I want to keep rows based on the list of values in my column. I have a list of 100 values that I want to check in my column. If the row satisfies one of the 100 values then I want to keep that row. I try using the prepare recipe using the filter data processor with the filter rows/cell values. I don't want to enter 100 values on this processor. Is there a better way to provide the list in Dataiku?
Thanks for your help.
You can still use the filter processor, but instead of adding 100 values, you can add one regular expression and use the "Regular expression" match mode. The regular expression can be a pattern (if it can be defined based on the values you need to keep) or a simple list of all values separated by a pipe. Please find an example in the screenshot below.
I hope this helps.
hi @VitaliyD ,
Thank you for your response, I tried your suggestion however I am getting an error stating that
"Not supported settings for 'FilterOnValue' processor.

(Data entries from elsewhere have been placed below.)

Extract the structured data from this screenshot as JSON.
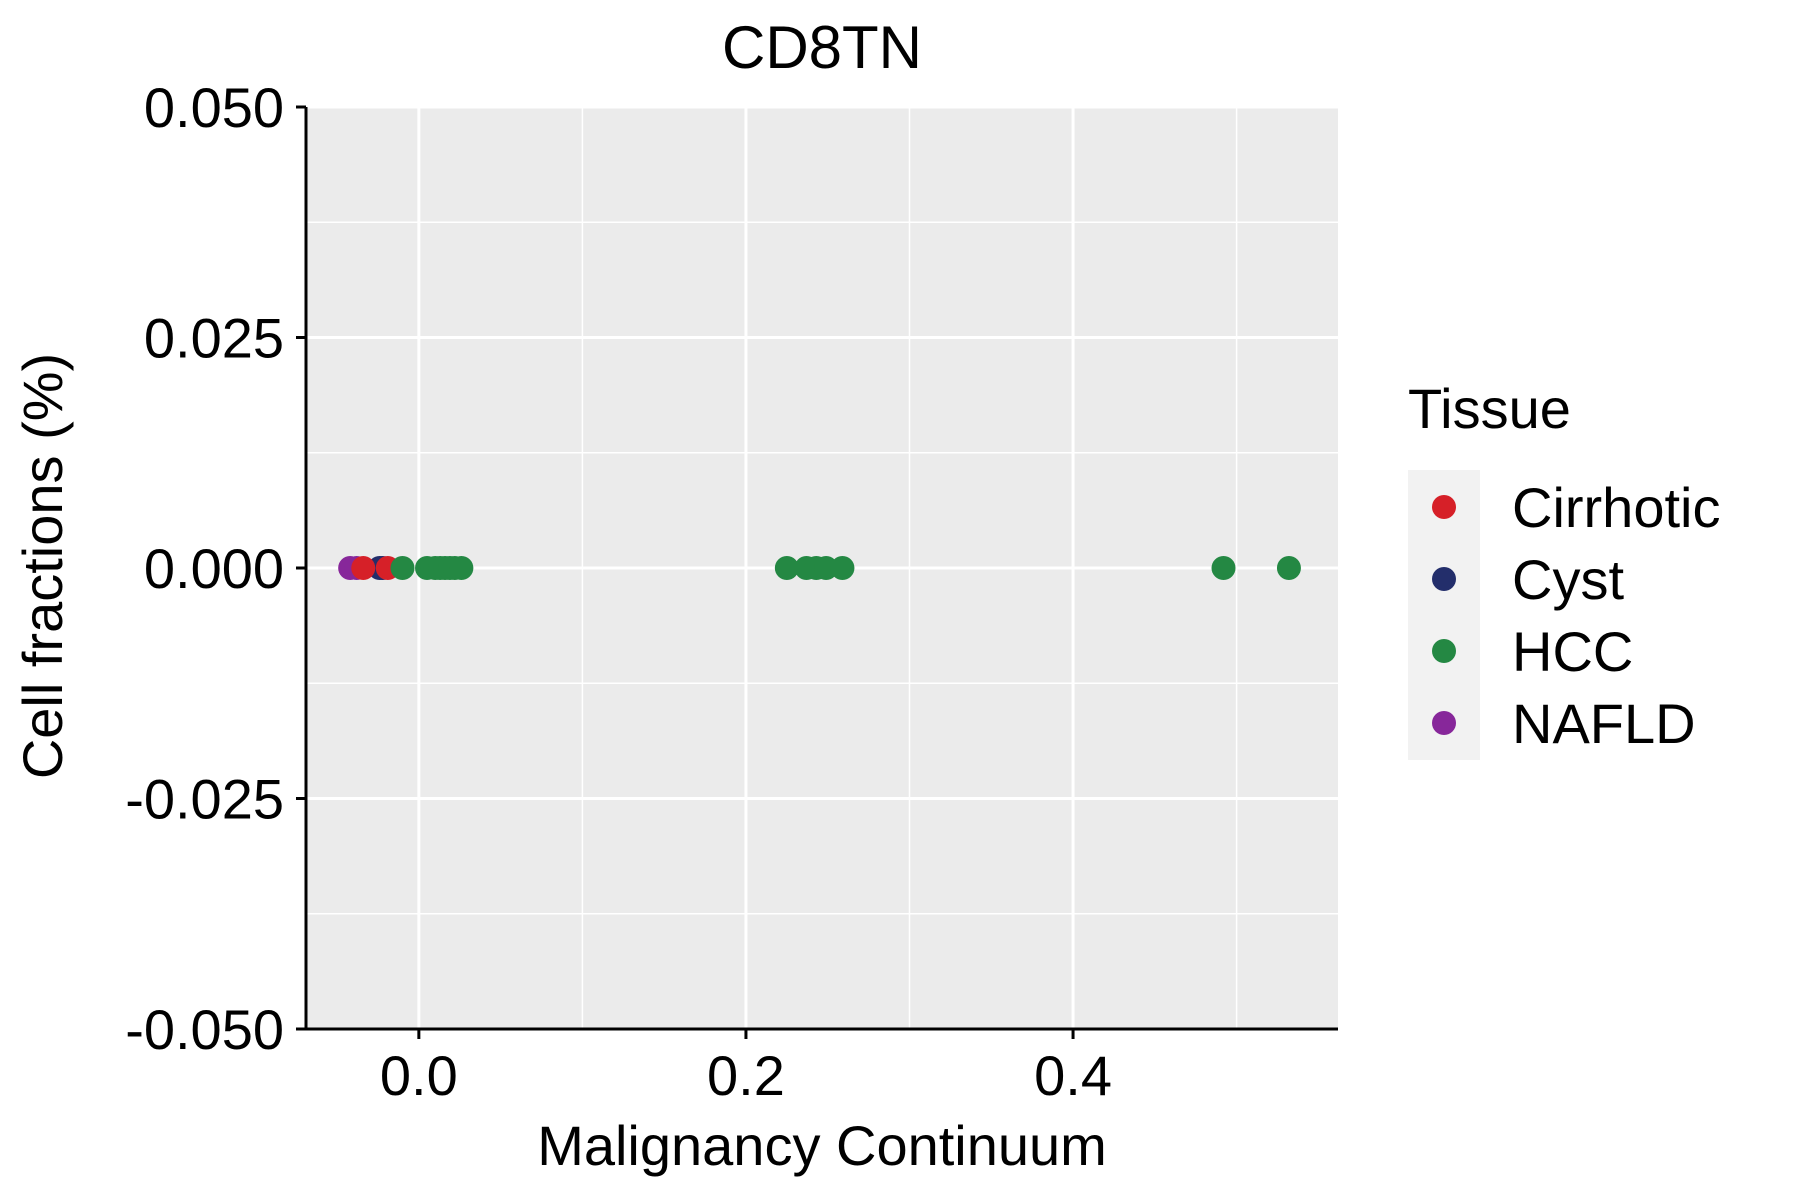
{
  "chart_data": {
    "type": "scatter",
    "title": "CD8TN",
    "xlabel": "Malignancy Continuum",
    "ylabel": "Cell fractions (%)",
    "xlim": [
      -0.069,
      0.562
    ],
    "ylim": [
      -0.05,
      0.05
    ],
    "x_ticks": [
      0.0,
      0.2,
      0.4
    ],
    "x_tick_labels": [
      "0.0",
      "0.2",
      "0.4"
    ],
    "y_ticks": [
      0.05,
      0.025,
      0.0,
      -0.025,
      -0.05
    ],
    "y_tick_labels": [
      "0.050",
      "0.025",
      "0.000",
      "-0.025",
      "-0.050"
    ],
    "grid": true,
    "legend": {
      "title": "Tissue",
      "position": "right",
      "entries": [
        "Cirrhotic",
        "Cyst",
        "HCC",
        "NAFLD"
      ]
    },
    "colors": {
      "Cirrhotic": "#d62028",
      "Cyst": "#232e6b",
      "HCC": "#248843",
      "NAFLD": "#87279a",
      "panel": "#ebebeb",
      "grid": "#ffffff"
    },
    "series": [
      {
        "name": "NAFLD",
        "points": [
          [
            -0.042,
            0
          ],
          [
            -0.038,
            0
          ]
        ]
      },
      {
        "name": "Cyst",
        "points": [
          [
            -0.024,
            0
          ],
          [
            -0.022,
            0
          ]
        ]
      },
      {
        "name": "Cirrhotic",
        "points": [
          [
            -0.034,
            0
          ],
          [
            -0.019,
            0
          ]
        ]
      },
      {
        "name": "HCC",
        "points": [
          [
            -0.01,
            0
          ],
          [
            0.005,
            0
          ],
          [
            0.01,
            0
          ],
          [
            0.013,
            0
          ],
          [
            0.016,
            0
          ],
          [
            0.019,
            0
          ],
          [
            0.022,
            0
          ],
          [
            0.026,
            0
          ],
          [
            0.225,
            0
          ],
          [
            0.237,
            0
          ],
          [
            0.243,
            0
          ],
          [
            0.249,
            0
          ],
          [
            0.259,
            0
          ],
          [
            0.492,
            0
          ],
          [
            0.532,
            0
          ]
        ]
      }
    ]
  }
}
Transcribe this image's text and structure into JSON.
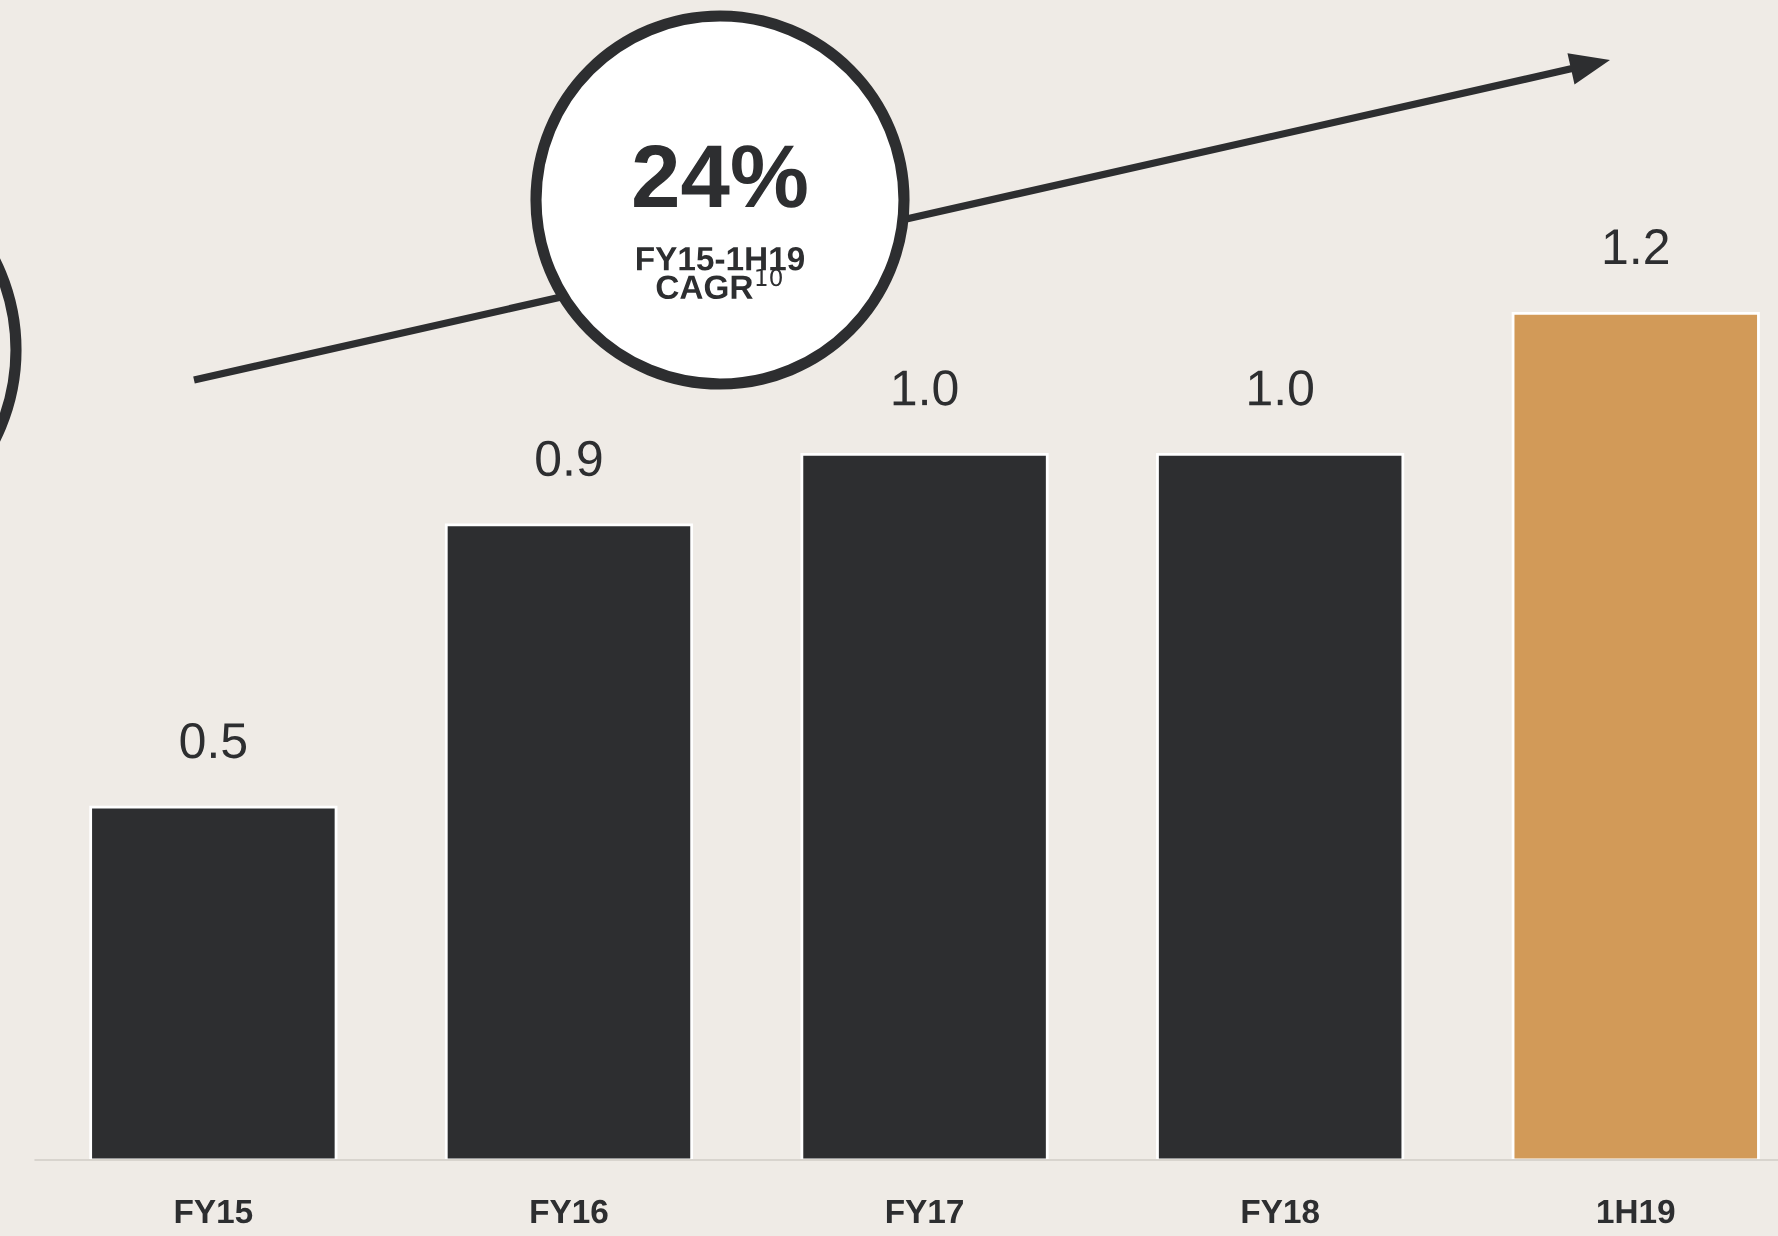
{
  "chart_data": {
    "type": "bar",
    "categories": [
      "FY15",
      "FY16",
      "FY17",
      "FY18",
      "1H19"
    ],
    "values": [
      0.5,
      0.9,
      1.0,
      1.0,
      1.2
    ],
    "colors": [
      "#2d2e30",
      "#2d2e30",
      "#2d2e30",
      "#2d2e30",
      "#d29a58"
    ],
    "value_labels": [
      "0.5",
      "0.9",
      "1.0",
      "1.0",
      "1.2"
    ],
    "annotations": [
      "24%",
      "FY15-1H19\nCAGR$^{10}$"
    ]
  }
}
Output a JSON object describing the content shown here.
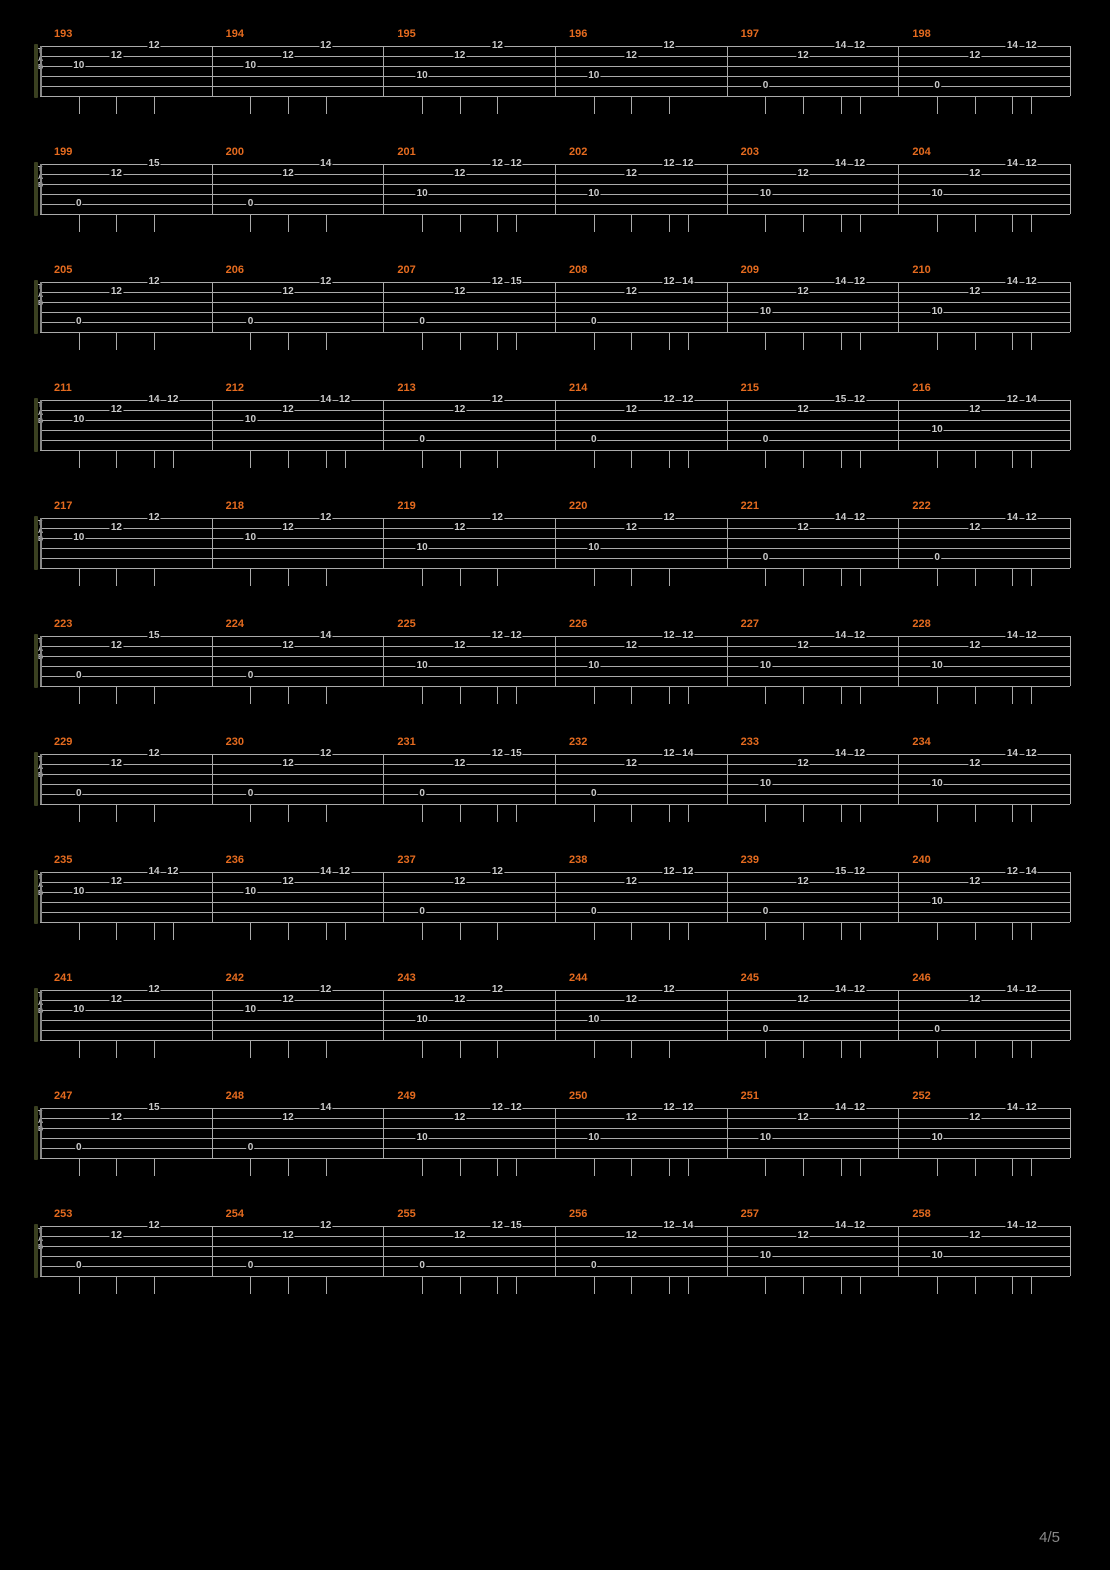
{
  "page_number": "4/5",
  "colors": {
    "background": "#000000",
    "measure_number": "#e56b1f",
    "staff_line": "#aaaaaa",
    "fret_text": "#cccccc",
    "bracket": "#3a4020"
  },
  "layout": {
    "staff_width": 1030,
    "measures_per_system": 6,
    "string_count": 6,
    "string_spacing": 10,
    "tab_letters": [
      "T",
      "A",
      "B"
    ]
  },
  "note_patterns": {
    "A": [
      [
        1,
        3,
        "10"
      ],
      [
        2,
        2,
        "12"
      ],
      [
        3,
        1,
        "12"
      ]
    ],
    "B": [
      [
        1,
        4,
        "10"
      ],
      [
        2,
        2,
        "12"
      ],
      [
        3,
        1,
        "12"
      ]
    ],
    "C": [
      [
        1,
        5,
        "0"
      ],
      [
        2,
        2,
        "12"
      ],
      [
        3,
        1,
        "14"
      ],
      [
        3.5,
        1,
        "12"
      ]
    ],
    "D": [
      [
        1,
        5,
        "0"
      ],
      [
        2,
        2,
        "12"
      ],
      [
        3,
        1,
        "15"
      ]
    ],
    "E": [
      [
        1,
        5,
        "0"
      ],
      [
        2,
        2,
        "12"
      ],
      [
        3,
        1,
        "14"
      ]
    ],
    "F": [
      [
        1,
        4,
        "10"
      ],
      [
        2,
        2,
        "12"
      ],
      [
        3,
        1,
        "12"
      ],
      [
        3.5,
        1,
        "12"
      ]
    ],
    "G": [
      [
        1,
        4,
        "10"
      ],
      [
        2,
        2,
        "12"
      ],
      [
        3,
        1,
        "14"
      ],
      [
        3.5,
        1,
        "12"
      ]
    ],
    "H": [
      [
        1,
        5,
        "0"
      ],
      [
        2,
        2,
        "12"
      ],
      [
        3,
        1,
        "12"
      ]
    ],
    "I": [
      [
        1,
        5,
        "0"
      ],
      [
        2,
        2,
        "12"
      ],
      [
        3,
        1,
        "12"
      ],
      [
        3.5,
        1,
        "15"
      ]
    ],
    "J": [
      [
        1,
        5,
        "0"
      ],
      [
        2,
        2,
        "12"
      ],
      [
        3,
        1,
        "12"
      ],
      [
        3.5,
        1,
        "14"
      ]
    ],
    "K": [
      [
        1,
        3,
        "10"
      ],
      [
        2,
        2,
        "12"
      ],
      [
        3,
        1,
        "14"
      ],
      [
        3.5,
        1,
        "12"
      ]
    ],
    "L": [
      [
        1,
        5,
        "0"
      ],
      [
        2,
        2,
        "12"
      ],
      [
        3,
        1,
        "12"
      ],
      [
        3.5,
        1,
        "12"
      ]
    ],
    "M": [
      [
        1,
        5,
        "0"
      ],
      [
        2,
        2,
        "12"
      ],
      [
        3,
        1,
        "15"
      ],
      [
        3.5,
        1,
        "12"
      ]
    ],
    "N": [
      [
        1,
        4,
        "10"
      ],
      [
        2,
        2,
        "12"
      ],
      [
        3,
        1,
        "12"
      ],
      [
        3.5,
        1,
        "14"
      ]
    ]
  },
  "systems": [
    {
      "start": 193,
      "patterns": [
        "A",
        "A",
        "B",
        "B",
        "C",
        "C"
      ]
    },
    {
      "start": 199,
      "patterns": [
        "D",
        "E",
        "F",
        "F",
        "G",
        "G"
      ]
    },
    {
      "start": 205,
      "patterns": [
        "H",
        "H",
        "I",
        "J",
        "G",
        "G"
      ]
    },
    {
      "start": 211,
      "patterns": [
        "K",
        "K",
        "H",
        "L",
        "M",
        "N"
      ]
    },
    {
      "start": 217,
      "patterns": [
        "A",
        "A",
        "B",
        "B",
        "C",
        "C"
      ]
    },
    {
      "start": 223,
      "patterns": [
        "D",
        "E",
        "F",
        "F",
        "G",
        "G"
      ]
    },
    {
      "start": 229,
      "patterns": [
        "H",
        "H",
        "I",
        "J",
        "G",
        "G"
      ]
    },
    {
      "start": 235,
      "patterns": [
        "K",
        "K",
        "H",
        "L",
        "M",
        "N"
      ]
    },
    {
      "start": 241,
      "patterns": [
        "A",
        "A",
        "B",
        "B",
        "C",
        "C"
      ]
    },
    {
      "start": 247,
      "patterns": [
        "D",
        "E",
        "F",
        "F",
        "G",
        "G"
      ]
    },
    {
      "start": 253,
      "patterns": [
        "H",
        "H",
        "I",
        "J",
        "G",
        "G"
      ]
    }
  ]
}
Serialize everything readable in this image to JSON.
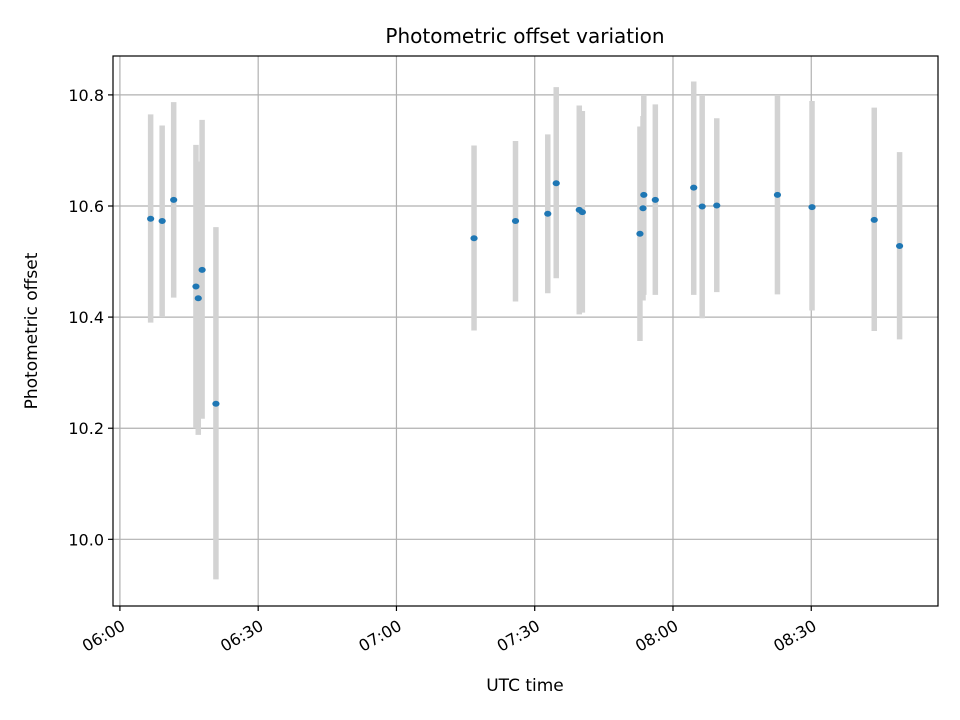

Cannot use SQL engine : PATTERN string matching is not transferable.
I am running this HIVE engine if that helps
Please find the attached screen shot
Hi @aotearoanz ,
Another trick you might try is using a join to filter.
This will work if your list of 100 values exists as a single column w/ 100 rows (you could create an editable dataset or upload a CSV, for example). You can then inner join that data set with the one you're trying to filter; this will filter out all of the rows that didn't get a match between both datasets.
This will be easier to maintain than a string of 100 values separated by a pipe in case the values you want to filter with change over time, but might not work depending on what you're trying to match. If you're looking to match a substring, you could also try doing this with the Fuzzy Join recipe (new in v9). Let us know how it goes!